Des passionnées prêtes à casser les murs pour faire rayonner Châabi au féminin. D’autant que les obstacles ne sont pas virtuels. D’abord financier. « J’ai bâti ce projet avec 0 euros, sans aucune subvention », confie-t-il. « Je vous laisse imaginer les difficultés surmontées pour se produire, répéter et s’organiser avec 12 personnes… » Un pari fou que l’excellent accueil du public achève d’effacer. « Nous avons toujours été salué par les spectateurs, sans parler des longues standing-ovation », se réjouit Mourad Achour.

Construire une crédibilité

Une reconnaissance critique qui permet aussi d’asseoir une forme de légitimité tant le châabi sonne comme une musique faite par et pour les hommes. Au-delà de la dimension artistique, Châabi au féminin permet-il aussi de changer les mentalités? Mourad Achour, humble, est plus nuancé. « Je ne sais pas si je vais pouvoir changer les mentalités mais j’essaye d’y contribuer. Pour autant, je n’ai nullement la prétention de faire une révolution. »
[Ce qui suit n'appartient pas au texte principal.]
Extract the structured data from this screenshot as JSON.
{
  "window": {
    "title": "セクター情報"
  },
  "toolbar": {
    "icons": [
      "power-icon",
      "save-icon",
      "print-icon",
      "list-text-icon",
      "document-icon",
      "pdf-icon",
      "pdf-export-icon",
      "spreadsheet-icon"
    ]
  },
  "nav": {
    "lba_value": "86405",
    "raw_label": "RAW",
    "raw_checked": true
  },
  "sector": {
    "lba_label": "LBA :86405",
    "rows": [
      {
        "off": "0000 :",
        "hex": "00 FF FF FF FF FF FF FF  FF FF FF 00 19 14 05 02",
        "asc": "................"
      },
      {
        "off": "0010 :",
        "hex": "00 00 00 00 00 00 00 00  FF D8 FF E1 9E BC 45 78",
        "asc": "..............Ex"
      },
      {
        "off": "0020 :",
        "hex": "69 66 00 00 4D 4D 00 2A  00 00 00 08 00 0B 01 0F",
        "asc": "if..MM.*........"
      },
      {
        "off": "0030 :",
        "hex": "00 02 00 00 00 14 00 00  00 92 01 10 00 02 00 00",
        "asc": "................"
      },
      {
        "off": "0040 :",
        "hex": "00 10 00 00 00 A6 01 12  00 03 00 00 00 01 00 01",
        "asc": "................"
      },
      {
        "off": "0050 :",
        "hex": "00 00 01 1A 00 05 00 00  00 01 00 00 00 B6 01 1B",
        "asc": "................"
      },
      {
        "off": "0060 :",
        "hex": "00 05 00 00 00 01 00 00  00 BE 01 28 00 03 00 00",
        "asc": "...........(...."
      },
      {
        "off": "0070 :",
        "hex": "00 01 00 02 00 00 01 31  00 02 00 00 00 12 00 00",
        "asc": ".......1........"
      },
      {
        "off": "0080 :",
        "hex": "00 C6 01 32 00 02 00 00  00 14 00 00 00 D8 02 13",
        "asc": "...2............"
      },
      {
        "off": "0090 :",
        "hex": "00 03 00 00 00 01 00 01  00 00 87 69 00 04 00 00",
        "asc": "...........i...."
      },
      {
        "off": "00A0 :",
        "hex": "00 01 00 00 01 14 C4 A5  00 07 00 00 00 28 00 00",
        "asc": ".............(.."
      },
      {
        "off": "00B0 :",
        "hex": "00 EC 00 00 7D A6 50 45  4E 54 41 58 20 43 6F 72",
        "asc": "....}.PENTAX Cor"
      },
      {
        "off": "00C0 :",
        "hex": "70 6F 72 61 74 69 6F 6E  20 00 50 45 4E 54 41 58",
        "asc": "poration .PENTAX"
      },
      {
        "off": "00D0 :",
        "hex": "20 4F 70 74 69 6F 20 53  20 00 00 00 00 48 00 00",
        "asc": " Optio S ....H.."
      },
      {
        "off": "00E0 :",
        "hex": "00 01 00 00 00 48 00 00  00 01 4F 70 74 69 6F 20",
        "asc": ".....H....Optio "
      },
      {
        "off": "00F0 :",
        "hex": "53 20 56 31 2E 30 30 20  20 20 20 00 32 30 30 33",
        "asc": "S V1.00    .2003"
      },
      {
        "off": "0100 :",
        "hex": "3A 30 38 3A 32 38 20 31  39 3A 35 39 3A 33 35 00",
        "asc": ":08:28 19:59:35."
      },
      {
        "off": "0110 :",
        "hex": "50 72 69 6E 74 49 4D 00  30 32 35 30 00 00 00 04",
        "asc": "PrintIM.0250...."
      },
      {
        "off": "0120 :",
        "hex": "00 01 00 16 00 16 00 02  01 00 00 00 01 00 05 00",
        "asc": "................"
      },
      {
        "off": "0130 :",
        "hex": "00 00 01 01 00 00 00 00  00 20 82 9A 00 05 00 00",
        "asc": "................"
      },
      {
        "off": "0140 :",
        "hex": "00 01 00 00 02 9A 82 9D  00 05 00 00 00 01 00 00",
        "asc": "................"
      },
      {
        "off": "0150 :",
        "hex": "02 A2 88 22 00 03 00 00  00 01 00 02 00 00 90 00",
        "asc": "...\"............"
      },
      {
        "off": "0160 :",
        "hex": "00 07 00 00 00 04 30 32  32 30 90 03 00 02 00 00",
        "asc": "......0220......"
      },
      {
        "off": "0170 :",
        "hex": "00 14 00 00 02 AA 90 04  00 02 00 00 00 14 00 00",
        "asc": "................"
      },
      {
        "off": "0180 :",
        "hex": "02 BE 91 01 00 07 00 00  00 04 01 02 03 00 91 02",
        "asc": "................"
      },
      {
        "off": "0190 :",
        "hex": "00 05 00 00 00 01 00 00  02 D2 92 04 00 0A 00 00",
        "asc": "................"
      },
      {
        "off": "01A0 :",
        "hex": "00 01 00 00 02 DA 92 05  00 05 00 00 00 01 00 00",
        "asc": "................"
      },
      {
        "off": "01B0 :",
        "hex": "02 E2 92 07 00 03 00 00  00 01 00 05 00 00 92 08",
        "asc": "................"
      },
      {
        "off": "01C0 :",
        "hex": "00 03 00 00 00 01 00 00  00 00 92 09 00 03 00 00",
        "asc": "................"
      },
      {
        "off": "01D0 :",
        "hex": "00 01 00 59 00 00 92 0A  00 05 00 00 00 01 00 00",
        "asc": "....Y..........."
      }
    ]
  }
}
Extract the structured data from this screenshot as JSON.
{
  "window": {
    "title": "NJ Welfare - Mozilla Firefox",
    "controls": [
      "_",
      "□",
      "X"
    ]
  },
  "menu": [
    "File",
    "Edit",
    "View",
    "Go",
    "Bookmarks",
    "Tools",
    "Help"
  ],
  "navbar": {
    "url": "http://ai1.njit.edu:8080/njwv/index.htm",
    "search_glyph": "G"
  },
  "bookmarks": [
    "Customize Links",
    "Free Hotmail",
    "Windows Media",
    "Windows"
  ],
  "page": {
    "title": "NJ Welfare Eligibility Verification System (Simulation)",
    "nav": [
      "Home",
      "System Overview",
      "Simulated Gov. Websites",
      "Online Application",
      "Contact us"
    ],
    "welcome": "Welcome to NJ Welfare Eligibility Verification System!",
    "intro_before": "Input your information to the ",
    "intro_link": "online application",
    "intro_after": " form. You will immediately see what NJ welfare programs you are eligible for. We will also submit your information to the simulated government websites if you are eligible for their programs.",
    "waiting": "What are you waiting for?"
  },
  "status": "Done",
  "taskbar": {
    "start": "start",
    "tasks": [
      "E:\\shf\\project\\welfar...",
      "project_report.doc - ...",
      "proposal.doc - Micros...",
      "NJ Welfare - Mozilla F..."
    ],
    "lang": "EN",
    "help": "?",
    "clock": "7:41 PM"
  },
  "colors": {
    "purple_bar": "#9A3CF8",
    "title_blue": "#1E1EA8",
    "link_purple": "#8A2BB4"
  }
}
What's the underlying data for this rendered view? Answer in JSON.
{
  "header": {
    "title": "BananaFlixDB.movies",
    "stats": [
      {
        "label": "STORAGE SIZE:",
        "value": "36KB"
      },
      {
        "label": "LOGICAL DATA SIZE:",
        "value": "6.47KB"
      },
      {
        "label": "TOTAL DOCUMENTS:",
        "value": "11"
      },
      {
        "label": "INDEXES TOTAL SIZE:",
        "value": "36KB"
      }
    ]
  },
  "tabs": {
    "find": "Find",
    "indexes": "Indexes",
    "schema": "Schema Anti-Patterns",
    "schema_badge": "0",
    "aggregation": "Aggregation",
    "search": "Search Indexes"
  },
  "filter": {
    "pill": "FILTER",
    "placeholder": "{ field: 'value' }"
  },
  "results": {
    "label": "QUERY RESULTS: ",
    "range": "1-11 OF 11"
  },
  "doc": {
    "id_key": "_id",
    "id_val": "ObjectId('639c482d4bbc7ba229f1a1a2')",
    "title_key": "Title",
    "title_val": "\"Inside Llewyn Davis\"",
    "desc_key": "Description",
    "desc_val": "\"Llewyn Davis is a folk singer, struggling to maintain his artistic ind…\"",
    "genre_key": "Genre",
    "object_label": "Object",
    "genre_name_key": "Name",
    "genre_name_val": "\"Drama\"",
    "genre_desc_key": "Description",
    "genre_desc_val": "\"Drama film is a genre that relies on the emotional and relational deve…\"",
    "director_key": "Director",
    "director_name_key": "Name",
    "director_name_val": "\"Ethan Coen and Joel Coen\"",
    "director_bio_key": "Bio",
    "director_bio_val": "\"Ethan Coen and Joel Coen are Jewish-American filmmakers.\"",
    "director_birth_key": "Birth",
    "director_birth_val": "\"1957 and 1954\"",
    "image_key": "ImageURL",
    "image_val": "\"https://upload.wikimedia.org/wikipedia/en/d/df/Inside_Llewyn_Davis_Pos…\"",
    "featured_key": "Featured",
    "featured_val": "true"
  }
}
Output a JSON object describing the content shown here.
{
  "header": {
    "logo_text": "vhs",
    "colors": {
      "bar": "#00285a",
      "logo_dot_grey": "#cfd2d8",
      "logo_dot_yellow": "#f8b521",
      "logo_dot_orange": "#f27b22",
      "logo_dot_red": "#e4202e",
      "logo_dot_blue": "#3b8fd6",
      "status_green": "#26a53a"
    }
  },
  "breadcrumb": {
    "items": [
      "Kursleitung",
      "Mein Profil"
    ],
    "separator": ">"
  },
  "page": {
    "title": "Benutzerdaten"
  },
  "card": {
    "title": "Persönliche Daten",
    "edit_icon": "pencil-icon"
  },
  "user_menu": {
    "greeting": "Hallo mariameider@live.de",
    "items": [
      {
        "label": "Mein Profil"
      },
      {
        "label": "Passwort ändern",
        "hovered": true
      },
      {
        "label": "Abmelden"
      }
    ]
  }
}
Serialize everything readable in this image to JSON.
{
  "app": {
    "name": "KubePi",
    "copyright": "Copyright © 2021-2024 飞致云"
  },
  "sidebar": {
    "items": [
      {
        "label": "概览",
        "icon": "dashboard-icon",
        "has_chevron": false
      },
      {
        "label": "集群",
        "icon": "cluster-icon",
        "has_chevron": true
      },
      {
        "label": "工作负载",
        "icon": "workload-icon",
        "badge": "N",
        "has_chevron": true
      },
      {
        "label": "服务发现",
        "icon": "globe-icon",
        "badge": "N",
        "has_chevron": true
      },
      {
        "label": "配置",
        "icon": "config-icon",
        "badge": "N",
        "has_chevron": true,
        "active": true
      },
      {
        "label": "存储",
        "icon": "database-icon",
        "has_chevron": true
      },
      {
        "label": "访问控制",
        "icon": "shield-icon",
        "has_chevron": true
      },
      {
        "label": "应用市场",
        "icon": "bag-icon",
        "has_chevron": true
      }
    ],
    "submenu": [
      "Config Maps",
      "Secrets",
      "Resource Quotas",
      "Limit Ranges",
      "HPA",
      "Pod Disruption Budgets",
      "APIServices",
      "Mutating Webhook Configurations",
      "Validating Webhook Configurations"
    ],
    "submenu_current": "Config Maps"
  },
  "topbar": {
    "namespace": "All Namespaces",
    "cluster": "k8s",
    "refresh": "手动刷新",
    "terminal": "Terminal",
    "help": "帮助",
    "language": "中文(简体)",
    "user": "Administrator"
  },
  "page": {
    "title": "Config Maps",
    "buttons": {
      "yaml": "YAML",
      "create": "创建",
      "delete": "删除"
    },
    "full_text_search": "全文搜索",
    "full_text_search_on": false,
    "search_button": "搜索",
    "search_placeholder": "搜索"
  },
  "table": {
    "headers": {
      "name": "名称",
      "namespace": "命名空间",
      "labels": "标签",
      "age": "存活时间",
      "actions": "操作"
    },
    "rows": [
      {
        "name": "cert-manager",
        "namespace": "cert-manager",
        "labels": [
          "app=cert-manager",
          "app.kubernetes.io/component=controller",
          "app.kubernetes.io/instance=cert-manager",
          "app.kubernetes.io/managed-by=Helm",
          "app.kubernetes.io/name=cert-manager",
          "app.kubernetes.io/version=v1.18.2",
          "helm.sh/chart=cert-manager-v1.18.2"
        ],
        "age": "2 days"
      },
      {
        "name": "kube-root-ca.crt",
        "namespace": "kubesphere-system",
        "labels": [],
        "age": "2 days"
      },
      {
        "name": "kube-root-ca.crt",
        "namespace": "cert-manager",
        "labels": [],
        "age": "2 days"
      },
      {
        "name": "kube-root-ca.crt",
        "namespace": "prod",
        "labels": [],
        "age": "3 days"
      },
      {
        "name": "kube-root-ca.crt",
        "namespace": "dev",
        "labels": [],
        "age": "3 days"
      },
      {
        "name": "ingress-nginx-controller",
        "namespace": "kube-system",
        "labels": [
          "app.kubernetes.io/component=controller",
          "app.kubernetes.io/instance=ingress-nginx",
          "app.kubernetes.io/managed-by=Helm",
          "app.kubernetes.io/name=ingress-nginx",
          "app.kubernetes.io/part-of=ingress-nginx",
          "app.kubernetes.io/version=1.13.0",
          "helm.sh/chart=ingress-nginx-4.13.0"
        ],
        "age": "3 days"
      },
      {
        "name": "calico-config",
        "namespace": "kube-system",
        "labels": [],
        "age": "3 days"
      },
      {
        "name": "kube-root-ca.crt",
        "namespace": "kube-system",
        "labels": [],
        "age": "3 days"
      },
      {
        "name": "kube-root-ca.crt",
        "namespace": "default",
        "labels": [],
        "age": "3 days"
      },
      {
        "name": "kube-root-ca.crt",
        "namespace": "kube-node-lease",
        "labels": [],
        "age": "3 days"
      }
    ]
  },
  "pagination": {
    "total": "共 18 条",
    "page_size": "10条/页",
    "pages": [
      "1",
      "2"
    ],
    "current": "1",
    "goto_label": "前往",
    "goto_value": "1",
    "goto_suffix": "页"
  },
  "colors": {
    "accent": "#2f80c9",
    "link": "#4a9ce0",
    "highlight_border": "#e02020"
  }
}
Créée dans les années 1925, cette musique a été exclusivement un art masculin. « Si des chanteuses ont tenté des incursions, aucune n’a réussi à percer, » déplore Mourad Achour. Plus problématique, le châabi rime avec voix masculine. « Les auditeurs sont conditionnés à ces voix et refusent l’idée qu’une femme le reprenne. Ils parlent d’un état d’esprit masculin mais ils oublient d’admettre la sensibilité et la sensualité des textes pourtant déclamés par des hommes. » Et si sur les réseaux sociaux, des adeptes restent attachés aux maîtres du Châabi, gage d’authenticité, Châabi au féminin prend son envol.